Ive done much research in that time and have absolutely decided that being part of the CF is something I want to do with my life. I have spoken to a recruiter (June 2011) however much of the information he gave me... well I forgot, due to 2 vacations out of Canada in that time, I put it on the sidelines.
Now however I am ready to apply but the problem is I dont know how entirely. I live in Toronto and the CFRC is located at 4900 yonge st but I think its only for Regular Force because when I went, he said I needed a letter of sufficient space for me from the unit.(I had asked about infantry I believe) Now I see their site says they are accepting applications for part-time combat engineers, which was my alternative choice.
What do I need to do and where do I need to go? Are their any appointments with them I need to make?
If anyone here has experience in applying for Combat Engineer P/T in Toronto, I'd really like to know how you went about it and how to start. At this moment I havent started anything so I need all the information I can get.
Thanks.  
(p.s I wasnt 100% sure whether to post this under Recruiting Process or Recruiting, and I have also searched for this topic but had no luck. Sorry if this is a like a re-post or posted in the wrong place.)


----------



## PMedMoe (20 Jan 2012)

You need to contact the Reserve unit you want to belong to and see if they have an opening for the trade you want.  Then you go to the CFRC with a letter from the unit.  Don't depend on the Forces website, that's for Reg F.

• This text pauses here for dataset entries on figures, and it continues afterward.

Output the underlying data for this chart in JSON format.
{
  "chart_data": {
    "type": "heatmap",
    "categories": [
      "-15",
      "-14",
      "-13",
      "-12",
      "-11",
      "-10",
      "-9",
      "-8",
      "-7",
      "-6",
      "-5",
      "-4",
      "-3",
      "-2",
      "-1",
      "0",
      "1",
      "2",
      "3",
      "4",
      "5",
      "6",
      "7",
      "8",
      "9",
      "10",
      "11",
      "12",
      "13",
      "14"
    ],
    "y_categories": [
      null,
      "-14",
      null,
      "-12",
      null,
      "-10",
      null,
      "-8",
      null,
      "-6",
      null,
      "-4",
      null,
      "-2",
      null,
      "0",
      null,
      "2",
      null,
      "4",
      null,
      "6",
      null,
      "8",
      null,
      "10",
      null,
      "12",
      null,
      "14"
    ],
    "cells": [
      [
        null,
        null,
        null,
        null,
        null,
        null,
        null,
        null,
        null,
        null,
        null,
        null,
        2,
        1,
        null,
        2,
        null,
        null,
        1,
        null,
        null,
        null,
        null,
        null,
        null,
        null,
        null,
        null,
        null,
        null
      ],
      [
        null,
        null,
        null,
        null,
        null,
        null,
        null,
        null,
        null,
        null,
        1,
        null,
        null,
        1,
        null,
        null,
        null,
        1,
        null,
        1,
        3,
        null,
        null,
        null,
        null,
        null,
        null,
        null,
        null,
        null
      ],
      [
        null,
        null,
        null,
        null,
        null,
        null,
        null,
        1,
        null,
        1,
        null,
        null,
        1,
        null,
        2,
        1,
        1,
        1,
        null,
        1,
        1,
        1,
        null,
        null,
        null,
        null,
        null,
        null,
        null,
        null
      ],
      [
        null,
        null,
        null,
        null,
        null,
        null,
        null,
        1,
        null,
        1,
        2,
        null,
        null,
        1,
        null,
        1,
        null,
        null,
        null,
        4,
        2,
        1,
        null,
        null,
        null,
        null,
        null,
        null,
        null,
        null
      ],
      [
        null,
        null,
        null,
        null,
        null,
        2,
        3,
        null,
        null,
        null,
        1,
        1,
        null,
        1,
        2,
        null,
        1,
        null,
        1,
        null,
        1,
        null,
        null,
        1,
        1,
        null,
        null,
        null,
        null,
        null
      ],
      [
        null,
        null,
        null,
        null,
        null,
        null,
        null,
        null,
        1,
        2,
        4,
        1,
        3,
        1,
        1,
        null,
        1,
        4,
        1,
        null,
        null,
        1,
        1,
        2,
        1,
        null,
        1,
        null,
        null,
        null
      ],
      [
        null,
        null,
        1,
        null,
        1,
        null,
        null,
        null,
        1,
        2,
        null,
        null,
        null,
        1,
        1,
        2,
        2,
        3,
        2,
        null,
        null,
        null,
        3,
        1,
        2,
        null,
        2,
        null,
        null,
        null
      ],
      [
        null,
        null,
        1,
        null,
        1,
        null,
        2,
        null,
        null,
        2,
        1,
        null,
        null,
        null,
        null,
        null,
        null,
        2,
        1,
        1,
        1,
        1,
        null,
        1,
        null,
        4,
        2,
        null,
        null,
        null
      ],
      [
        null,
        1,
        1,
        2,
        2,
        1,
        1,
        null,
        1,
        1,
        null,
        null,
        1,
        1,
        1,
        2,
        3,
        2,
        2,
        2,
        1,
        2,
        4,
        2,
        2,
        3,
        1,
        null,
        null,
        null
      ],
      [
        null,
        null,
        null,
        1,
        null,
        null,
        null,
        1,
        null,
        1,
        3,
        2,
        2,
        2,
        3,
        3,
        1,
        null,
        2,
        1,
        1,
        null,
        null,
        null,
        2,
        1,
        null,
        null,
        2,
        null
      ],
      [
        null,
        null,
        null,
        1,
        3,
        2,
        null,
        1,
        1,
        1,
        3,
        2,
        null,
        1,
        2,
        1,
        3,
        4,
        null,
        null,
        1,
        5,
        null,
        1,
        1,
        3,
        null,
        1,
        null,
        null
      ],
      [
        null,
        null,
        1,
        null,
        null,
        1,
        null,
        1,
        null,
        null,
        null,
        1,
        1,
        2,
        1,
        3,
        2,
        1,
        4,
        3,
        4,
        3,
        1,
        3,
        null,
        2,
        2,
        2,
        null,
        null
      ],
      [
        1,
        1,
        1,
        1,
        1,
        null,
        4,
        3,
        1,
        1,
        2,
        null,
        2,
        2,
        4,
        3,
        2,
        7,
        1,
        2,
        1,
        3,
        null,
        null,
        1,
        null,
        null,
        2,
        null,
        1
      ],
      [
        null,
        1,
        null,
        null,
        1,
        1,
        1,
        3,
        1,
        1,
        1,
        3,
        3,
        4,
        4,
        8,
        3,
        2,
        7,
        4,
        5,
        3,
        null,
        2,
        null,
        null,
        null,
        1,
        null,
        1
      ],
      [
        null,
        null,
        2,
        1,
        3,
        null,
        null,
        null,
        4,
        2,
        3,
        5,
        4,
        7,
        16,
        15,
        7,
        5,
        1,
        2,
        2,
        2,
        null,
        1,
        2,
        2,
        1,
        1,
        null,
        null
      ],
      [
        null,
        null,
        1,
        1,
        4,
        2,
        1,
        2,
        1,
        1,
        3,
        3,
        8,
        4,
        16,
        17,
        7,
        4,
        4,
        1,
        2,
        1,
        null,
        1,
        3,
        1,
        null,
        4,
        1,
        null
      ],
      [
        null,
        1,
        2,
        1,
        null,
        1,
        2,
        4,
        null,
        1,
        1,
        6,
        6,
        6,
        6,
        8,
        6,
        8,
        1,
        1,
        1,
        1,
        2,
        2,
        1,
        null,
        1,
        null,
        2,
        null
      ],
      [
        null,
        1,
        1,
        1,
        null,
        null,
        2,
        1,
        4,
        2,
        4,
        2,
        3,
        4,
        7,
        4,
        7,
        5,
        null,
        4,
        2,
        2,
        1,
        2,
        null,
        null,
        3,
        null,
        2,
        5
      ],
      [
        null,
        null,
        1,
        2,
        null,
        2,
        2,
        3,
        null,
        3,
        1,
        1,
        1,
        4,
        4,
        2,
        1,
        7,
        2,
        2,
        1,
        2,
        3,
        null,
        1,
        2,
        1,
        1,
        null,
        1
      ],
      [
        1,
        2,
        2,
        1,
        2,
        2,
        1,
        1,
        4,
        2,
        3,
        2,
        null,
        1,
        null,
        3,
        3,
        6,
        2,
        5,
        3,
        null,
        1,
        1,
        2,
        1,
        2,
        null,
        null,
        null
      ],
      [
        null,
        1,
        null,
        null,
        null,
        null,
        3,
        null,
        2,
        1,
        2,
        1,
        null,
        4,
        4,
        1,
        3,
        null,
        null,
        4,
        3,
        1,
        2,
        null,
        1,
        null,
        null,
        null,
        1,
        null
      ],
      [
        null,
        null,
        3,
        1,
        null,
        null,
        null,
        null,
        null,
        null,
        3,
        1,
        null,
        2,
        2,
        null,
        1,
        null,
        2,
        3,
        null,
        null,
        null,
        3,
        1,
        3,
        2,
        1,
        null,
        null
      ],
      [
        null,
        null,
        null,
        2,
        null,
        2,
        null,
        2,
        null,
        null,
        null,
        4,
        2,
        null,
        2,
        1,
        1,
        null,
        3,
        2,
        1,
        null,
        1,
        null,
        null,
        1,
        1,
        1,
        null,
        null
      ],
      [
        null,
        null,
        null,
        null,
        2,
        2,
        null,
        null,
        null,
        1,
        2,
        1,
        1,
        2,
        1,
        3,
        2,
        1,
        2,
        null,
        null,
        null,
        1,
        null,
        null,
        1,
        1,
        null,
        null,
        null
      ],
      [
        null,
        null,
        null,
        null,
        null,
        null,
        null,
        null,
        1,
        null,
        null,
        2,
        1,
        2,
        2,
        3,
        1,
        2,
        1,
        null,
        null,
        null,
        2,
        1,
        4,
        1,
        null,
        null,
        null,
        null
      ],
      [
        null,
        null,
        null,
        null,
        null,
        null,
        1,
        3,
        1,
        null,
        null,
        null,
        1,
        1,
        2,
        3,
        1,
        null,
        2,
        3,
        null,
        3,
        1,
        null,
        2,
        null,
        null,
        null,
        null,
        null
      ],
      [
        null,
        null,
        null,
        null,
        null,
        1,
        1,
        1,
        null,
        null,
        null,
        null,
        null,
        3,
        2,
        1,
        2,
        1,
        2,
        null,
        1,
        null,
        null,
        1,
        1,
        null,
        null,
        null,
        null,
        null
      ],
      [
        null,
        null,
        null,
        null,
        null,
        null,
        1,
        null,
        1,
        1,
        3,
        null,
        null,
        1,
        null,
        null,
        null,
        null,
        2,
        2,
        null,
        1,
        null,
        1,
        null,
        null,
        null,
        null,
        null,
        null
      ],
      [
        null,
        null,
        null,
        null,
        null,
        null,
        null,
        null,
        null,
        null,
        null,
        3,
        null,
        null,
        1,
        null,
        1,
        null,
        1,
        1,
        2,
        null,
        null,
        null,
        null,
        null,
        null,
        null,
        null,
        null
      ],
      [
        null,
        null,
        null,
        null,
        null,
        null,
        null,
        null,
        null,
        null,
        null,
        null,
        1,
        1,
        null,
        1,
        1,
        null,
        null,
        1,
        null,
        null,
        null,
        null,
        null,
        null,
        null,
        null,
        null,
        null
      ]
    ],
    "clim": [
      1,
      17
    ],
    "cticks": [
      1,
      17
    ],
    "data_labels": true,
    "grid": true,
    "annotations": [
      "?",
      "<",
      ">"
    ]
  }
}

That and do a lot of searching and reading here.


----------



## Rheostatic (20 Jan 2012)

http://www.army.forces.gc.ca/32CER/contactus-contacteznous-eng.asp


----------



## EngineerWannabe (1 Feb 2012)

I applied for Combat Engineers in the reserves as well. The trade was just way too full so I had to go with my 2nd choice Armoured Crewmen. I'm getting sworn in on the 15th of Feb. I applied in March of 2011


----------



## Smirnoff123 (1 Feb 2012)

All of the processing is done at the recruiting centre. They just will not start the process without the letter from your desired unit stating that they have an avail position for you.

C.G.R


----------



## F3m5h3p (4 Feb 2012)

BMarc said:
			
		

> Now however I am ready to apply but the problem is I dont know how entirely.
> 
> [...]
> 
> What do I need to do and where do I need to go?



Ask for someone else to achieve your goals and to keep a log so you can follow a step-by-step model.


----------



## wwarlockk (14 Feb 2012)

Lets say the regiment does have a spot open, and I submit everything...after that do I just wait? Or can I start going to the armory and train while the paperwork processes.


----------



## Michael OLeary (14 Feb 2012)

wwarlockk said:
			
		

> Lets say the regiment does have a spot open, and I submit everything...after that do I just wait? Or can I start going to the armory and train while the paperwork processes.



You wait. The unit recruiter will arrange for you to start your process with the Recruiting Centre for the required testing, etc. You cannot start training until the recruiting process is complete and you are sworn into the Canadian Forces.


----------



## wwarlockk (14 Feb 2012)

Thanks


----------